9:魔王さまとケーキ
珍しく級友と買い食いをして、まゆ子は自宅へ戻って来た。
ドアを開ければ、玉ねぎを炒める匂いが漂う。父が先に帰り、料理をしているらしい。甘く香ばしい匂いに、クレープを食べたばかりの胃が歓喜した。
育ち盛りだから仕方ないのだ、と自分に言い聞かせていると、話し声がすることにも気付いた。
父が電話を使っている、あるいは死霊と交信しているのかと思ったが、違ったらしい。
どうやら、男性の来客者がいるようだ。会社の同僚だろうか。
ドアに鍵とチェーンをかけつつ、二人の会話に耳をそばだてる。
「へえ、まゆ子がねぇ。あなたのお手伝いを?」
「はい。逃げ出した犬を、一緒に捕まえてくれまして。お陰で助かりました」
「いやいや、お仕事が無事に済んで何よりですよ。探偵なんて、大変でしょう?」
みるみる、まゆ子の顔から血の気がなくなる。
声も、「探偵」という職業も、身に覚えがあった。まさか、と唇だけが動く。
それに気付いたわけでもなかろうが、来客者がひょっこりと、台所から顔を出した。
「よお。お帰り、マユコさん」
「ひゅぎぇっ」
飛び上がって、声帯がひっくり返った声を出す。
にやにや笑いを浮かべているのは、渡し守ことウルリッヒであった。相変わらず眠そうで、それでいてどこか如才ない笑みを浮かべている。
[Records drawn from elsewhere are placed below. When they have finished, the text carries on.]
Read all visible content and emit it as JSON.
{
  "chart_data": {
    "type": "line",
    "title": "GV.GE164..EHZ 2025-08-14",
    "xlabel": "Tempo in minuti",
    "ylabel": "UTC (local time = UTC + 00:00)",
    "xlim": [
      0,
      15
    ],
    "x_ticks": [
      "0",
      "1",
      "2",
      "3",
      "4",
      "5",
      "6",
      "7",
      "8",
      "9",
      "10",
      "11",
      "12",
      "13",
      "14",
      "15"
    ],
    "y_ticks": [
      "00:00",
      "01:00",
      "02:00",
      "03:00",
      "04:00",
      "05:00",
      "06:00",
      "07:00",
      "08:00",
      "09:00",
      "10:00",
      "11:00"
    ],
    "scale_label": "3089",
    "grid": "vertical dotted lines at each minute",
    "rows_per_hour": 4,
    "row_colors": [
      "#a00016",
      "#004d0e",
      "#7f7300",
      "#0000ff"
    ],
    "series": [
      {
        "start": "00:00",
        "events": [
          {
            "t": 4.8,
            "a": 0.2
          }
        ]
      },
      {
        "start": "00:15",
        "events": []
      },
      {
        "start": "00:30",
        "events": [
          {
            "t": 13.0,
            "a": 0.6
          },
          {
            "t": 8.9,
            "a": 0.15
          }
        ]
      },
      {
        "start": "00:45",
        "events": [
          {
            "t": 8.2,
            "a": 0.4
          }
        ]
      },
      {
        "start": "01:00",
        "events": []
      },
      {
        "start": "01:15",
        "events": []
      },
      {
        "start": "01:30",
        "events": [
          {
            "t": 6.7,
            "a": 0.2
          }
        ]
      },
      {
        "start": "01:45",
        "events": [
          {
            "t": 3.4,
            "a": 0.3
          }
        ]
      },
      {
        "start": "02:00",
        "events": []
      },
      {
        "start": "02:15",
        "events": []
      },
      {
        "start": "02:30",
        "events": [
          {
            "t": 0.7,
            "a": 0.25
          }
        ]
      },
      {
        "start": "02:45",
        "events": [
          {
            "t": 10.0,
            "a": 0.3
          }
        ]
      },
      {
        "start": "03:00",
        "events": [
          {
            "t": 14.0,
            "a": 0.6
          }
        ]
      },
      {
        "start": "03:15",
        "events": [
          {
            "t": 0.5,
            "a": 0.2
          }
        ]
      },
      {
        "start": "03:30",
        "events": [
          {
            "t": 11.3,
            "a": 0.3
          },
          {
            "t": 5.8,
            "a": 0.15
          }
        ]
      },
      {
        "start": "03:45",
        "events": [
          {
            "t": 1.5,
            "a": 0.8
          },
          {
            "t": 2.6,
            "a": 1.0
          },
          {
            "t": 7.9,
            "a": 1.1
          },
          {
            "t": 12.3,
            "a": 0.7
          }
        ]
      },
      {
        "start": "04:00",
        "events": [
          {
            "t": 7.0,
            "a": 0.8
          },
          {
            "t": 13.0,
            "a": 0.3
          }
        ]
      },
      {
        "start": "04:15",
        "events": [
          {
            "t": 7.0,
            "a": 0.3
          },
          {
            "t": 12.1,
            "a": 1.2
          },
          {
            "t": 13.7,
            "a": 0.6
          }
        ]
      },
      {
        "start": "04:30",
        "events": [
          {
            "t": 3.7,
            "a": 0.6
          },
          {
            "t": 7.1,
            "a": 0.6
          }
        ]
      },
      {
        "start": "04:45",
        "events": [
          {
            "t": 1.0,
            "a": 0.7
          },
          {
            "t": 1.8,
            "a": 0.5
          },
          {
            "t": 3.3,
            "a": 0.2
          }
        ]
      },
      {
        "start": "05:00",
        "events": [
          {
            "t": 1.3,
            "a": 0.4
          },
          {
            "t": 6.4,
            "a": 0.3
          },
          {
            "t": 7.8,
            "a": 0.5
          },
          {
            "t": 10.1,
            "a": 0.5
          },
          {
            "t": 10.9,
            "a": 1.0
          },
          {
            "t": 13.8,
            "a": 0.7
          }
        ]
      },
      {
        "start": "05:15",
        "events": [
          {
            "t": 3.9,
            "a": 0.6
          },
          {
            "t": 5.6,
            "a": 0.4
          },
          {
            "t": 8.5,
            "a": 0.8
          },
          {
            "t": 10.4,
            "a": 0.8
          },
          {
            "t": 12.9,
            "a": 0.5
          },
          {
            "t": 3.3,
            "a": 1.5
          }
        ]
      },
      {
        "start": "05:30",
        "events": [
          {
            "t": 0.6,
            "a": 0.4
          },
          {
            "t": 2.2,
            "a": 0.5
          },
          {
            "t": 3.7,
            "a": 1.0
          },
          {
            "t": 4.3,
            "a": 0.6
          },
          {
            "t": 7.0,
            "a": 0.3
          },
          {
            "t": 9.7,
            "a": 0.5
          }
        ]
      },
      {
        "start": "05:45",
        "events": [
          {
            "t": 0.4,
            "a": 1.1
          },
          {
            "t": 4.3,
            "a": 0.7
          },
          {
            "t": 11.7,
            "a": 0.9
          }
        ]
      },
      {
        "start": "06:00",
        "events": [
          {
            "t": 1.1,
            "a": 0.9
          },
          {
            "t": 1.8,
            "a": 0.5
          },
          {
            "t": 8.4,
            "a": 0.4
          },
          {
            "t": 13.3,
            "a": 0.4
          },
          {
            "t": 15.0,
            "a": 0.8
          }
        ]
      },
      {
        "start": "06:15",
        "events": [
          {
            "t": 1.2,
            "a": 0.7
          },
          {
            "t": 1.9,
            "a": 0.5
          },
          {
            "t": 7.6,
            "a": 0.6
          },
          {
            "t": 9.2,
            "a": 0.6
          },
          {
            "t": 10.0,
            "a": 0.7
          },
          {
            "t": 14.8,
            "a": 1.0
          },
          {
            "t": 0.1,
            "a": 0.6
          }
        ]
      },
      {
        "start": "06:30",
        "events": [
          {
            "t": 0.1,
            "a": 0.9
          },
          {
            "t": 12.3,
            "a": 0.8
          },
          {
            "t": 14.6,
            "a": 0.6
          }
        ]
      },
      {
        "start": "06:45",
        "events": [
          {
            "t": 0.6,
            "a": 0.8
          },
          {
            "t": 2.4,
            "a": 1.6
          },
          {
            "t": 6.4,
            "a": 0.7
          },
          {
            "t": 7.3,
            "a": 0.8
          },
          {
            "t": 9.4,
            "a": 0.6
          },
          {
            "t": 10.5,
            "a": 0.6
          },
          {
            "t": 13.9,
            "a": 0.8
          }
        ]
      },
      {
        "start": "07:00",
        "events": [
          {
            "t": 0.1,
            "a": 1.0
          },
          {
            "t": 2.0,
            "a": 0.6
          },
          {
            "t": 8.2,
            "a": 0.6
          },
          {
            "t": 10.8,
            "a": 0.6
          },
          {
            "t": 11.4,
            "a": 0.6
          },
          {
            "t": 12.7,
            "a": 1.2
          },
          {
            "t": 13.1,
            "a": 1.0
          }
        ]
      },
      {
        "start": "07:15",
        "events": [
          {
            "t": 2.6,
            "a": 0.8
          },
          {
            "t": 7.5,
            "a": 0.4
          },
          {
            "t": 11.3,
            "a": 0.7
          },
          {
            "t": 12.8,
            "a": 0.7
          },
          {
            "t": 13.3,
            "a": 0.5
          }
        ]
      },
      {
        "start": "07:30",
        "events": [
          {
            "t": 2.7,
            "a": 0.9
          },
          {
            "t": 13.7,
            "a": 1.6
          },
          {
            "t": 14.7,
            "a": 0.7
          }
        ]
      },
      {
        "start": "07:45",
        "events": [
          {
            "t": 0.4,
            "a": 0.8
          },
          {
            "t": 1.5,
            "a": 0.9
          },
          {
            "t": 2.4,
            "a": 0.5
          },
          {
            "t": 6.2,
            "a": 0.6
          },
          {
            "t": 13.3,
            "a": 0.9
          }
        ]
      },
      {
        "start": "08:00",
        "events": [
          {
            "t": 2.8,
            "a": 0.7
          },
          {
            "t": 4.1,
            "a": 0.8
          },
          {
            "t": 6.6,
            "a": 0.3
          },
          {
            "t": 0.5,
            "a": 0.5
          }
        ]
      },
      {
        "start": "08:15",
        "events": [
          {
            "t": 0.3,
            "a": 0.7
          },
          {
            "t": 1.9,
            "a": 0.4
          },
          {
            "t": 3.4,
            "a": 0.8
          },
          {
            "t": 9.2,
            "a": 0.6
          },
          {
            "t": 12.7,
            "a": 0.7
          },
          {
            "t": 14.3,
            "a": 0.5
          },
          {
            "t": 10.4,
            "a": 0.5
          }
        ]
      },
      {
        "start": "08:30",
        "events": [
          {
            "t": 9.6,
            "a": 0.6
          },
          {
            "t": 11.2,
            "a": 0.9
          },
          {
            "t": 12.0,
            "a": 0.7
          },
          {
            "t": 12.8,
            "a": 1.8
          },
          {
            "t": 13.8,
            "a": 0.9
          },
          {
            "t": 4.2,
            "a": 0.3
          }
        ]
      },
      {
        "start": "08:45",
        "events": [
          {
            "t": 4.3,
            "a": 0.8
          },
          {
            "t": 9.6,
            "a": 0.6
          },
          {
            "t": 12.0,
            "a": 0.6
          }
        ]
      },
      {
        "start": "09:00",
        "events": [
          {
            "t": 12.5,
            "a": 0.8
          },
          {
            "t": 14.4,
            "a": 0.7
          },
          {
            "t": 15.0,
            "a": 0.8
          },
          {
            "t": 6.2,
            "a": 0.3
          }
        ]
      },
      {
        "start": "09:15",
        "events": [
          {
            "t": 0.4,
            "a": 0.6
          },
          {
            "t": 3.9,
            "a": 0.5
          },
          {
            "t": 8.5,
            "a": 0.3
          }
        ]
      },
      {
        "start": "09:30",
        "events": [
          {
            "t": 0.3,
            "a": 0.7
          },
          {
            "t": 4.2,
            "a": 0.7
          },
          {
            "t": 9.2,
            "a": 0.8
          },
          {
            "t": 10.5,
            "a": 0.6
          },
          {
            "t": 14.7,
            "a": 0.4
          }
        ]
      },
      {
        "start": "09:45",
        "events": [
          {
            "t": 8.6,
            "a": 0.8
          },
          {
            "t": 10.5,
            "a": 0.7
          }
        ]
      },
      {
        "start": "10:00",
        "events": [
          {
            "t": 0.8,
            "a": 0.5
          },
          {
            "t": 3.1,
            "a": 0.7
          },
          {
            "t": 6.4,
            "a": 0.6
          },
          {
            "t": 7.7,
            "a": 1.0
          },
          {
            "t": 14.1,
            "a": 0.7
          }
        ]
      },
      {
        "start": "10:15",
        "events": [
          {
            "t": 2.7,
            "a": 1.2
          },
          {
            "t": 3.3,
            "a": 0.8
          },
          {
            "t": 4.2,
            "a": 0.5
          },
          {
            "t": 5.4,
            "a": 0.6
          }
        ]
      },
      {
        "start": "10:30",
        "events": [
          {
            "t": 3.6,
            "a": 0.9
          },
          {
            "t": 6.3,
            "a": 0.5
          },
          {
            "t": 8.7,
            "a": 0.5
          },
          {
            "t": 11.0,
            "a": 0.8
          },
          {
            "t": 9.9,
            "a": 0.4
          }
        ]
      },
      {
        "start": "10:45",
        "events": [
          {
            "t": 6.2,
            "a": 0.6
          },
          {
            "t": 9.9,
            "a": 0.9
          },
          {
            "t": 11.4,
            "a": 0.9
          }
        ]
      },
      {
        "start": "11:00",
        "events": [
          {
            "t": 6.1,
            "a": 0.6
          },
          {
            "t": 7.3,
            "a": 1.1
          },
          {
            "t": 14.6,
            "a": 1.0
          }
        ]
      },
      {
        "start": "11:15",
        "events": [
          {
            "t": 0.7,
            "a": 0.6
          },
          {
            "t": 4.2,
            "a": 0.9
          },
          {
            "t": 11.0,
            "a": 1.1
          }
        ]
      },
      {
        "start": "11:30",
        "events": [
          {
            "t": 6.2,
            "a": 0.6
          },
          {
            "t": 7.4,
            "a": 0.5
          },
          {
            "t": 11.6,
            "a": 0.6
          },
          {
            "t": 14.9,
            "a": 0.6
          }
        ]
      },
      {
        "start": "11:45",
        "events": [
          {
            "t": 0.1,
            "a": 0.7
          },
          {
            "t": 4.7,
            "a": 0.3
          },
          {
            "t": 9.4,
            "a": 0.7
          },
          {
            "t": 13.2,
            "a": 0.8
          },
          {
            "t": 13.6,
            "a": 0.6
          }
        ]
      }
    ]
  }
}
まゆ子が脂汗を流していると、父・将造も現われる。歩くたび、出っ張ったお腹がタユンタユンと揺れていた。
「お帰り、まゆ子。ちょうどお前の話をしてたんだ。探偵さんのお仕事を手伝ったんだって?」
偉いなあ、と父は呑気に笑う。
──気の抜けた笑いを浮かべるな! こやつは我の敵であるぞ!──
などと叫びたかったが、
「あぅ……」
今のまゆ子には、これだけ言うので精一杯だった。
眼鏡をずらして焦るまゆ子へ、ウルリッヒは食えない顔を作る。
「この前の礼に、ケーキを買って来たんでね。お義父さんも、一緒に食べませんか?」
「お義父さんと言うな!」
父本人よりも素早く激昂する。
ムキになった魔界の王に吹き出し、ウルリッヒはゲラゲラと笑った。
「はっはっは。まゆ子は可愛いな」
将造は相変わらず呑気だったが、オーブンに呼ばれて慌てて台所へ戻る。
下唇を噛んで屈辱に耐えるまゆ子の肩を、いつかのようにウルリッヒが叩いた。
今日は軽い、羽のような接触だった。
「心配しなくてもいい。転生しちまった魂を、無理に殺しやしない」
「何、だと」
「もちろん、死んだらすぐに回収するけどな。だから出来るだけ、早めに死んでくれよ」
あっさりと、薄気味悪いことを言ってくれる。
にらみつければ、チェシャ猫の笑いが彼女を見下ろしていた。
色々と腹立たしい、煮ても焼いても食えない男だが。
買って来たケーキは美味しかった。
まゆ子は甘味を拒めない、意志薄弱な己を恨んだ。